Advent of Code day 18
Today's puzzle Operation Order is a simple arithmetic problem.
The homework (your puzzle input) consists of a series of expressions that consist of addition (+), multiplication (*), and parentheses ((...)). Just like normal math, parentheses indicate that the expression inside must be evaluated before it can be used by the surrounding expression. Addition still finds the sum of the numbers on both sides of the operator, and multiplication still finds the product.
Just kidding -- there's a twist, as usual.
However, the rules of operator precedence have changed. Rather than evaluating multiplication before addition, the operators have the same precedence, and are evaluated left-to-right regardless of the order in which they appear.
In part 2 this changes to:
Now, addition and multiplication have different precedence levels, but they're not the ones you're familiar with. Instead, addition is evaluated before multiplication.

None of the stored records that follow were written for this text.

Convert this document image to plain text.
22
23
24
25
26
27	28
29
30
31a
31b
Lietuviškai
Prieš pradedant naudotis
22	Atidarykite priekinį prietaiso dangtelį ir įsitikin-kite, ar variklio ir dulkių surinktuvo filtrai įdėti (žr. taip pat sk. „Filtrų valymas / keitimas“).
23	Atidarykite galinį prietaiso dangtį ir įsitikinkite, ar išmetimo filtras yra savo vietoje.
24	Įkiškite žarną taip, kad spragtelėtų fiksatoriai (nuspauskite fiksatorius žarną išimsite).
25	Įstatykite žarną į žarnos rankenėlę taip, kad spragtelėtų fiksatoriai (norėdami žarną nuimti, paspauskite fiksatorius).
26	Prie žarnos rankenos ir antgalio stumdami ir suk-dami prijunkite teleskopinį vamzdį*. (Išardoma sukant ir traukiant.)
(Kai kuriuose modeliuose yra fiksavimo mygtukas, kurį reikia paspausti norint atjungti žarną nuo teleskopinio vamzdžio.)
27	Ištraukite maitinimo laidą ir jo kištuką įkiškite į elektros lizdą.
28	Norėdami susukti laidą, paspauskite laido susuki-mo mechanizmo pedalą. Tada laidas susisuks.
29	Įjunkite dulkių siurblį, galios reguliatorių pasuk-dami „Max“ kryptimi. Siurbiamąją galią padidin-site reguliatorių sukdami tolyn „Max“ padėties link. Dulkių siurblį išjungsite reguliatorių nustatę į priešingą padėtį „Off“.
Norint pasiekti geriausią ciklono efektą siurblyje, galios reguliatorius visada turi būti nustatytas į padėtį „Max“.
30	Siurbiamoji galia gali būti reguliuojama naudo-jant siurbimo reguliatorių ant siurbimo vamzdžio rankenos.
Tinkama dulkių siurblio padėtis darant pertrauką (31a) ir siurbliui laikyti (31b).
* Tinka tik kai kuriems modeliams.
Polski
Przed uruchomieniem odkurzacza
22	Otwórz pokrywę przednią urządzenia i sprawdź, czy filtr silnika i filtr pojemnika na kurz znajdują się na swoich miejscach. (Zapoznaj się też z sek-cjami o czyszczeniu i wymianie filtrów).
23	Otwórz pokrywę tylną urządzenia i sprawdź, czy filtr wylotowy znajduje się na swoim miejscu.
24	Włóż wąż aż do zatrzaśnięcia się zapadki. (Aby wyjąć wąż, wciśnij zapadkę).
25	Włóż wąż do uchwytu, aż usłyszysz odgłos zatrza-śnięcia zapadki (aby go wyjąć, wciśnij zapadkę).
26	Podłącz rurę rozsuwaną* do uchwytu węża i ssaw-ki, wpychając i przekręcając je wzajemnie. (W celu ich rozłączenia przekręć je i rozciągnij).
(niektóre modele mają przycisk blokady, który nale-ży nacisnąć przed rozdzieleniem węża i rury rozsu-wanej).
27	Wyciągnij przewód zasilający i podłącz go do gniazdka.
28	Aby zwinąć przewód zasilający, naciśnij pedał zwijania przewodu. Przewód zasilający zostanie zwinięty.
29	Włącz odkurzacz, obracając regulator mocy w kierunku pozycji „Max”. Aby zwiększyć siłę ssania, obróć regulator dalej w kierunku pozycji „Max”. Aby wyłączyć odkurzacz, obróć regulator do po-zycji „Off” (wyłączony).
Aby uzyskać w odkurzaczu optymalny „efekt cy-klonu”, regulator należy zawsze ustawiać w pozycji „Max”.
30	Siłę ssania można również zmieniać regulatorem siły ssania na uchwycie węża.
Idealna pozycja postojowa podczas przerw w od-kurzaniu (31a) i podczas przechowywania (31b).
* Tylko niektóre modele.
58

I actually found dealing with the parenthesis to be the more difficult part of this problem. I mean, granted, without the different precedence rules I could just use Python's eval function and be done with the problem in seconds. But the logic for evaluating the expression left to right is not hard.
To pick out the parenthesis, my routine steps through the expression and looks for the first ')', then goes back to the previous '(' -- this accounts for nested parens. With this I can first evaluate the equations inside the parentheses, then go back and do the rest left to right.
For part 2 it was fairly easy to have the code search for additions and do those first, then finish up with multiplications. That's not to say that I didn't run into some strange results and have to debug for awhile, but I didn't have to rethink my original plan for the code, stare at the screen for awhile, take out the scratch paper, etc. Just some basic debugging.
So, 2 more stars down, but I'm a bit behind on puzzles. Lots to do. Onward!